A train rolled through the town of Lac-Mégantic, Que., for the first time since July, when an unmanned train carrying crude oil derailed and exploded, killing 47 people.

A locomotive passed through town around 2:30 p.m. ET towing six freight cars carrying prefabricated particle board panels from Tafisa, a company located in the nearby industrial park.

Earlier Wednesday morning, the locomotive went through Lac-Mégantic's downtown on its way to pick up the load.

'There's no choice ... there's no other tracks and the train must pass through'- Raymond Lafontaine, Lac-Mégantic resident

Adding to the mix of emotions felt by many in the small community is the fact that the train is owned by Montreal, Maine & Atlantic Railway (MM&A) — the same company behind the train at the centre of the disaster.

For some residents hearing the whistles again triggered a lot of emotions.

Raymond Lafontaine lost four people in the tragedy — his son, his daughter, his stepdaughter, and his secretary.

He said that while he understands the trains have to return, he wishes that the MM&A was out of the picture.

"There's no choice ... there's no other tracks, and the train must pass through, but I deplore the fact that it has to be from the same company," he said.

Local economy depends on railway

Tafisa is one of the biggest employers in Lac-Mégantic, where the local economy depends on the rail system.

Mayor Colette Roy Laroche said the time had come for the trains to return.

"For businesses in the region and workers, it's news that has been awaited for several months," she said. 

But Roy Laroche said she sympathizes with those who are still in mourning.

"I also understand what it's like for citizens to hear and see the first trains pass through," she said. 

No hazardous materials allowed

Roy Laroche made the announcement on Monday that rail traffic would resume this week.

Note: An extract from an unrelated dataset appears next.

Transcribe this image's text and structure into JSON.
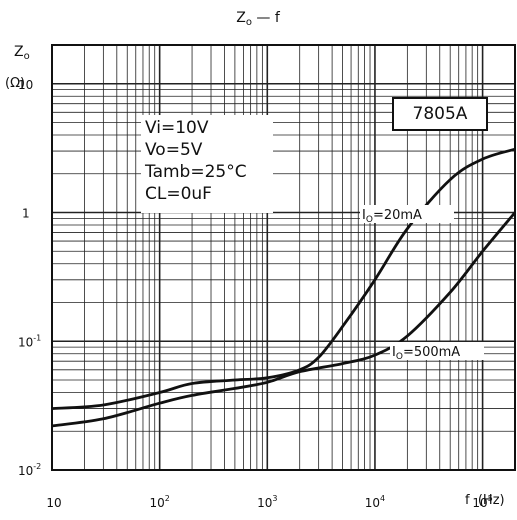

The announcement came after the town of Lac-Mégantic, Transport Canada and trustees with the MM&A reached an agreement outlining new standards for rail travel.

The agreement states that no hazardous materials will be carried by any trains passing through the town.

Companies are also required to publish a list of the materials that will be transported on train cars at least four hours before they roll through town.

The new standards also require the presence of an engineer and a conductor on board trains at all times. 

On a federal level, Transport Minister Lisa Raitt has confirmed that a several working groups have been set up to look at changes to how crude oil is classified and transported across the country. 

MM&A bankruptcy hearing begins

As Lac-Mégantic residents gradually return to normal life, a bankruptcy hearing starts Wednesday for Montreal, Maine & Atlantic.

The railway company filed for bankruptcy last summer.

The hearing will aim to establish bidding procedures for the company and set a deadline for people to file claims against the railroad.

There are more than a dozen interested buyers, and there has already been a $14.25-million bid from Railroad Acquisition Holdings LLC.